Question. What if we wanted to remove the spaces from the sorted string?

In [76]:
''.join(sortedPhraseList).strip()  # use the strip method!
Out[76]:
'1CRddeeo'

Sorting a list of sequences

We can sort list of sequences such as list of strings and list of lists.

In [77]:
# a long string that we will split into a list of words
phrase = "99 red balloons *floating* in the Summer sky" 
words = phrase.split()
words
Out[77]:
['99', 'red', 'balloons', '*floating*', 'in', 'the', 'Summer', 'sky']
In [78]:
sorted(words)
Out[78]:
['*floating*', '99', 'Summer', 'balloons', 'in', 'red', 'sky', 'the']

Question: Can you explain the results of sorting here?
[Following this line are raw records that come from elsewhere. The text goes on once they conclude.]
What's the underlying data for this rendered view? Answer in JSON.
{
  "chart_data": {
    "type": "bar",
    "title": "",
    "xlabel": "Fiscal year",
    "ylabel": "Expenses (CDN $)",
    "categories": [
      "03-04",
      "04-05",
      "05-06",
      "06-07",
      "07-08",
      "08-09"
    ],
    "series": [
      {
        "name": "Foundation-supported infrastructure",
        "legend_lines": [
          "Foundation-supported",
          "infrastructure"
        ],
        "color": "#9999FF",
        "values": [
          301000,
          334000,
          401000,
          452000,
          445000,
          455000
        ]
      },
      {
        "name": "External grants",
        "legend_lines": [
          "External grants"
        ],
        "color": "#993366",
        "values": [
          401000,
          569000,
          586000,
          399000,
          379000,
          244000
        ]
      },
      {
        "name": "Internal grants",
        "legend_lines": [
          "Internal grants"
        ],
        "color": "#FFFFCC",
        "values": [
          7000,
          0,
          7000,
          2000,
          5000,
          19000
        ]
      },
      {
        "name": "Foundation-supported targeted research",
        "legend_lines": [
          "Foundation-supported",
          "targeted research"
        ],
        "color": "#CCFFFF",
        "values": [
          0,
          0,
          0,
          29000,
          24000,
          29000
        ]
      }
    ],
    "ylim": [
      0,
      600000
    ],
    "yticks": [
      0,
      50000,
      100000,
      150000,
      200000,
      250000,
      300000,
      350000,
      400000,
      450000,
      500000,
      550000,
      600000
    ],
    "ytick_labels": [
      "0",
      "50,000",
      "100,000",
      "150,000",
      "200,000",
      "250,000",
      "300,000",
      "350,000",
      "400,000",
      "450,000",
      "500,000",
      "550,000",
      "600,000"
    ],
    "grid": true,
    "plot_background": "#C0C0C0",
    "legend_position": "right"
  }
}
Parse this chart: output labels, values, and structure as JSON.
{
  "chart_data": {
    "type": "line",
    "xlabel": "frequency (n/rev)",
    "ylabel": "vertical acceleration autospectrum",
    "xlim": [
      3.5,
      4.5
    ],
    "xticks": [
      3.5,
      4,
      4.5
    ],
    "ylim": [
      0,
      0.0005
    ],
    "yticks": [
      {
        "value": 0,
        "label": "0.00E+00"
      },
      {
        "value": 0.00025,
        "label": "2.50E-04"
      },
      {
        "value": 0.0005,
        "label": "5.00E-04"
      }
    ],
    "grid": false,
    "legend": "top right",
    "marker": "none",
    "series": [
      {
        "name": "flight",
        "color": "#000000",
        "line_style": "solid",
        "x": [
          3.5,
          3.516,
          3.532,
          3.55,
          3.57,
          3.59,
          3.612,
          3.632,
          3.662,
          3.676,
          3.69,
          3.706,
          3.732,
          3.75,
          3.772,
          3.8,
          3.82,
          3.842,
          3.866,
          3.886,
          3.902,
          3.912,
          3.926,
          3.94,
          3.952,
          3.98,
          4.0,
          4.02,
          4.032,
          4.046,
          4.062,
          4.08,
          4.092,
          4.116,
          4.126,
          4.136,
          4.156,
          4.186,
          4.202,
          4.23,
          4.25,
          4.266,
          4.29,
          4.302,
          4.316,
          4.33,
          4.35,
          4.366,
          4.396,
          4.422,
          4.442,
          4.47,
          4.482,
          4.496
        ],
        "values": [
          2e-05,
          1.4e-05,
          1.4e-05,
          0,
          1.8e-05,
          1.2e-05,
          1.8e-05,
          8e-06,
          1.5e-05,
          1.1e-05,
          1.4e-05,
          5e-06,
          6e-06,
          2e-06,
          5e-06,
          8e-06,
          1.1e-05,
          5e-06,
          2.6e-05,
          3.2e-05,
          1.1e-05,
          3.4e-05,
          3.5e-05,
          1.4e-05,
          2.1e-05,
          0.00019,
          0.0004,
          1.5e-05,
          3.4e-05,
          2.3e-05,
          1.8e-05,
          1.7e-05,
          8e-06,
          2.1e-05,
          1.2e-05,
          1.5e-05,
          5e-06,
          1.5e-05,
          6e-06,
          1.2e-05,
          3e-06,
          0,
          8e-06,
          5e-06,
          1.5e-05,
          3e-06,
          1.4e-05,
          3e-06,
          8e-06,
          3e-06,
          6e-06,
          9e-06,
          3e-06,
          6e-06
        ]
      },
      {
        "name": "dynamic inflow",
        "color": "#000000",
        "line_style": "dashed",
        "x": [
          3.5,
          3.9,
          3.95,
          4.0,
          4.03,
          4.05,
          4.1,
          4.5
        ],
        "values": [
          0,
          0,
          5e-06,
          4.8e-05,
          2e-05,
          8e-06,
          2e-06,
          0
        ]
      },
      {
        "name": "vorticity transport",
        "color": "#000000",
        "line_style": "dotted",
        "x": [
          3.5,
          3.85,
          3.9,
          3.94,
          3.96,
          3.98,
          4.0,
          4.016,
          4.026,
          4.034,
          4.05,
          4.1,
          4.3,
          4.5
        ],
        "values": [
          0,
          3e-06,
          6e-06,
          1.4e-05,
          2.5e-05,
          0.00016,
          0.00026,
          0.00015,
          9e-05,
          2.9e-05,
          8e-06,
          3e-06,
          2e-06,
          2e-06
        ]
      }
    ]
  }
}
What rules are in place?

In [79]:
sorted(words, reverse=True)
Out[79]:
['the', 'sky', 'red', 'in', 'balloons', 'Summer', '99', '*floating*']

Remember, the original list is unchanged:

In [80]:
words
Out[80]:
['99', 'red', 'balloons', '*floating*', 'in', 'the', 'Summer', 'sky']

Sorting lists in place

Python list objects have their methods to sort a list in place (i.e., by mutating the existing list, not returning a new list):

In [81]:
numbers = [35, -2, 17, -9, 0, 12, 19]
In [82]:
numbers.sort()

Notice that nothing was returned and numbers list has now changed.

In [83]:
numbers
Out[83]:
[-9, -2, 0, 12, 17, 19, 35]

Formatting Strings and Format Printing

We can also print elements of a list using format printing.

  • Given list, myList, then *myList means put the elements of myList in as arguments
  • For every pair of braces ({}), format consumes one argument.
  • The argument is converted to a string (with str) and catenated with the remaining parts of the format string.
  • If, in the braces, we include a position, that indicates which argument you wish to use
In [84]:
"Hello, you {} world{}".format("silly",'!')  # creates a new string
Out[84]:
'Hello, you silly world!'
In [85]:
print("Hello, {}.".format("you silly world!"))
Hello, you silly world!.
In [86]:
 myList = ['you', 'silly', 'world!']
In [87]:
print(*myList)  # note the resulting spaces
you silly world!
In [88]:
print('Hello, {} {} {}'.format(*myList))
Hello, you silly world!
In [89]:
print("Hello, {1} {2} {0}".format('you','silly','world!'))  
# notice the indices in {}
Hello, silly world! you

Summary. Format printing allows us a lot of flexibility in printing and works well with lists as well.